Welch eine Feier stieg
hochzeitlich aus dem Herzen.
War ich
ein Teich aus Finsternis.
Jetzt beisse ich,
so wie ein Kind die Mutterbrust,
den Raum.
Jetzt bin ich trunken
von Weltall.
De mooie nacht
Devetachi op 24 augustus 1916
Welk lied verhief zich deze nacht
Dat met kristallijne echo
van het hart
de sterren weefde
Wat een lentefeest
steeg op uit dit bruiloftshart
was ik
een poel van duisternis
Nu bijt ik
als een kind de moederborst
de ruimte
Nu ben ik dronken
van het universum

Dood als deur
Ungaretti, veel jaren later, als hij bekend en beroemd is geworden om zijn dichtkunst schrijft over deze tijd in de loopgraven. Vooral ook over wat hem raakte, wat hem be-zielde en waarom hij dichtte zoals hij dichtte. En over zijn keuze voor deze vorm van dichten, de keuze voor deze ervaringen, de dingen die hem overweldigden. Hij schrijft niet over de gruwelijkheden op een realistische manier. Hij doet geen poging om de lezer deel te laten worden aan de ervaringen van bloeddorst, moord, elkaar afslachten. Je hoort niet het kanongebulder in zijn verzen noch proef je het effect van een aanval met dodelijk gas. In de contradictoire werkelijkheid waarin hij zich bevindt wordt de dood voor hem een poort naar een relatie met het absolute. Dat veroorzaakt bij hem opluchting omdat een deur geopend wordt naar een nieuwe werkelijkheid, groter en veelomvattender, mooier en dieper dan de werkelijkheid van de oorlog waarin hij zich bevindt. Hij schrijft:
I was in the presence of death, in the presence of nature, of a nature that I learned to know in a new, terrible way. From the moment that I became a man who makes war, it wasn’t the idea of killing that tormented me: I was a man who wanted nothing for himself but relationship with the absolute, the absolute that was represented by death, not by danger, that was represented by the tragedy that brought man to meet himself in massacre.

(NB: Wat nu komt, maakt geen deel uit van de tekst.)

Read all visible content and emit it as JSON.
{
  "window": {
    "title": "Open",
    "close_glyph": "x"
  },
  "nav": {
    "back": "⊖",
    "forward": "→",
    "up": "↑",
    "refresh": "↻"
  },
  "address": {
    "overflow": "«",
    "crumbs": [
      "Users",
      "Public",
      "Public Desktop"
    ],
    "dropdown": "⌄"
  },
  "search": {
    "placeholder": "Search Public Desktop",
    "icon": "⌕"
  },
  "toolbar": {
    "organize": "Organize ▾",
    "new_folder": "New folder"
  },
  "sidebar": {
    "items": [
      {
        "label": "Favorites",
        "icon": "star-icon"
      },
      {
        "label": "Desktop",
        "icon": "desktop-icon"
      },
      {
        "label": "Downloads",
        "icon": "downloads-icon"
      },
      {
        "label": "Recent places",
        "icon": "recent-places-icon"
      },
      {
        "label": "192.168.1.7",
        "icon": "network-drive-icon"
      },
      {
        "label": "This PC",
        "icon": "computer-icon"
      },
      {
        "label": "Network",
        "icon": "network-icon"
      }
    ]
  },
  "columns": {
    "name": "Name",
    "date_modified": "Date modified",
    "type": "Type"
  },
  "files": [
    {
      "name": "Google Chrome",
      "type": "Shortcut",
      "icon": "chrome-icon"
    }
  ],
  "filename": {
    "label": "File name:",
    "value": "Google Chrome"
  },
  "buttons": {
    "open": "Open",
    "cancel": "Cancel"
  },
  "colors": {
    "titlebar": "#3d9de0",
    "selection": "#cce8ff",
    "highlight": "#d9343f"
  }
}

In my poetry there is no trace of hatred for the enemy, nor for anyone: there is the grip of consciousness of the human condition, of the fraternity of mankind in suffering, of the extreme precariousness of its condition. There is the will to expression, the necessity of expression; there is elation, in Porto sepolto, that almost savage elation of vital impulse, of the appetite for living, that is multiplied in the proximity and daily company of death. We live in contradiction. (pag. 264) Giuseppe Ungaretti, Selected Poems,
Ungaretti had het geluk, misschien moeten we het een vorm van genade noemen, om in zijn poëzie die relatie met een overstijgende werkelijkheid te kunnen ervaren en verwoorden. Hij schrijft ook dat al zijn gedichten verbonden zijn met zijn persoonlijk leven. Dat is de bron waaruit hij put en die hem de inspiratie levert om die ervaringen in poëzie om te zetten. De blijde-boodschap brenger Lucas heeft zijn geboorteverhaal waarschijnlijk niet zelf meegemaakt – hij was geen herder en ook geen wijze uit een ver land. Pas veel jaren na de dood van Jezus zijn deze woorden op papier verschenen en dat gebeurde in verzen met een hoge poëtische lading. De lezer kan zich nauwelijks een beeld vormen van de economisch-maatschappelijke en politieke situatie in die tijd. Dat wordt pas helder uit heel andere bronnen en heel andere studies. Niet de theologie levert hiervoor inzichten maar de studie naar de politieke en religieuze geschiedenis van die tijd. Maar dat staat dan weer voor een groot deel los van de poëtische verwoordingen van onze evangelist die hoop wil bieden en geen verklaring van de politieke situatie. Keizer Augustus en de landvoogd Quirinius van Syrië zijn slechts kleine ankerpunten in de tijd om het verhaal een schijn van authenticiteit te geven, dat wil zeggen, dat het niet uit de duim is gezogen.
Mens als Schets
De mens is in dit universum, tegenover de ervaring van het numineuze, het alles overweldigende van de oorsprong van ‘alles’, de transcendente goddelijke werkelijkheid – ervaarbaar voor de herders – slechts een schim, een pennenstreek in de geschiedenis van de aarde. Een zucht en zijn bestaan is voorbij. Waarom dan die hartvochtigheid, die allesoverheersende haat, de hebzucht, de drang om de ander te vernietigen? Is het ter compensatie van een gemis, een opvulling van een innerlijke leegte, een falend bestaan dat kost wat kost moet worden verborgen achter een verlangen en een streven naar absolute autonomie? Dictators en autocraten worden geen democraten, hoe hard ze ook hun best doen om de schijn op te houden. Verkiezingsoverwinningen maken van leugens uit het voortraject nog geen waarheid. Een hele verzameling spreuken is in de loop der tijden opgetekend om dit soort gladjanussen die enkel uit zijn op macht te beschrijven.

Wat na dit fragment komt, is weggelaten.